Several hypotheses try to explain this phenomenon. For example, female sexuality might be more malleable by external influences such as social, cultural, and other contextual factors16. The recent cross-cultural eye-tracking study suggests that women’s ratings and gazing patterns are more shaped by culture than men’s ratings17. Another hypothesis suggests that in a sexual context, an automatic genital response occurs as a protective mechanism to prevent pain and injury during potential vaginal penetration18. Such a hypothesis is, however, contradicted by gender-specific responses found when assessing vaginal lubrication as a measure of female genital arousal, as described earlier9. Women may also identify with the sexual pleasure of an individual depicted by the erotic stimulus1. While giving different answers to similar findings, all of these hypotheses deal with how the sexual stimuli are cognitively processed, specifically focusing on culturally conditioned sexual cues, universal sexual cues, or cues specifically related to witnessed sexual pleasure. The Information Processing Model by Janssen et al.19 provides a theoretical framework for understanding the specificity of sexual response among women and men. It highlights the importance of attention to sexual cues as a key component of sexual response. Sexual arousal emerges in response to the activation of sexual meaning in reference to memory connected with the automatic genital response. The attentional system then enhances the activation of sexual meaning through subjective experiences associated with the stimulus. The stimulus features play a key role in this process, with selected sexual cues capturing attention faster and sustaining it longer during the stimulus processing20,21. It is the selection of particular sexual cues that leads to a classification of stimulus as sexually relevant and ultimately to the emergence of a genital response22. Previous research has found that predictions regarding the gender-specificity of women’s early visual attention are unsupported for androphilic women. In contrast, gender-specific effects are shown for both gynephilic and androphilic men and gynephilic women. Moreover, it was found that androphilic women show gender-nonspecificity in early stimulus processing and more gender-specificity in later stimulus processing, while gynephilic women show gender-specificity at most stages of sexual response (for review, see1).

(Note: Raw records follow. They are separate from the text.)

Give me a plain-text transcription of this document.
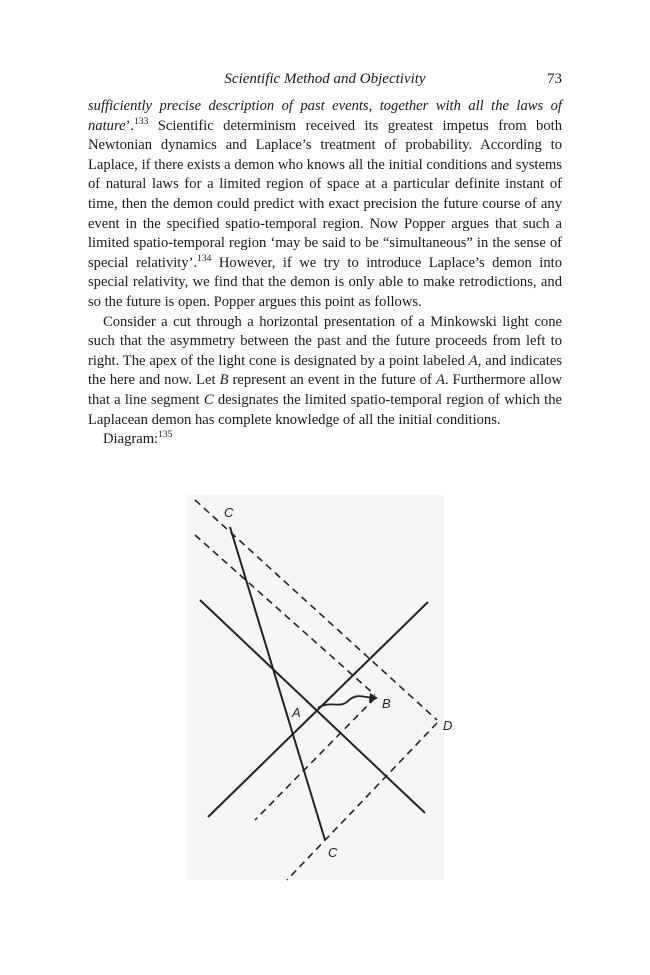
Scientific Method and Objectivity	73

sufficiently precise description of past events, together with all the laws of nature’.$^{133}$ Scientific determinism received its greatest impetus from both Newtonian dynamics and Laplace’s treatment of probability. According to Laplace, if there exists a demon who knows all the initial conditions and systems of natural laws for a limited region of space at a particular definite instant of time, then the demon could predict with exact precision the future course of any event in the specified spatio-temporal region. Now Popper argues that such a limited spatio-temporal region ‘may be said to be “simultaneous” in the sense of special relativity’.$^{134}$ However, if we try to introduce Laplace’s demon into special relativity, we find that the demon is only able to make retrodictions, and so the future is open. Popper argues this point as follows.

Consider a cut through a horizontal presentation of a Minkowski light cone such that the asymmetry between the past and the future proceeds from left to right. The apex of the light cone is designated by a point labeled A, and indicates the here and now. Let B represent an event in the future of A. Furthermore allow that a line segment C designates the limited spatio-temporal region of which the Laplacean demon has complete knowledge of all the initial conditions.

Diagram:$^{135}$

C
A
B
D
C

The theoretical model by Janssen et al.19 gives no exact answer as to what constitutes a sexually relevant cue. However, some clues might be deduced from the existing body of research. For example, while watching sexually loaded videos, men’s sexual arousal was mainly dependent upon the perceived attractiveness of the female actress23. There was no distinct feature of the films that elicited stronger sexual arousal in women but their ability to identify with the actress. However, these gender differences were not compared directly since the analysis was done separately for men and women. Dawson and Chivers24 employed an eye-tracking methodology to explore how stimulus modality (static or dynamic) and stimulus features, such as gender, sexual activity, and nonsexual contextual cues, influence attentional processing of sexual stimuli in gynephilic men and androphilic women. Men’s early and late processing of the stimuli was consistently gender-specific across both modalities. Women demonstrated gender-specificity only for the late processing (measured as dwell time) while watching static stimuli. Surprisingly, for the dynamic stimuli, they showed reversed patterns of gender specificity, gazing longer at nonpreferred targets than at preferred ones. For men of any orientation, cues regarding the gender and bodies of their preferred sexual partners are salient. No specific stimulus features appear uniquely salient for women—especially for androphilic women. However, no research has focused on testing the characteristics of sexual stimuli with regard to gender differences beyond the physical features of the depicted person's body (e.g. waist-to-hip ratio).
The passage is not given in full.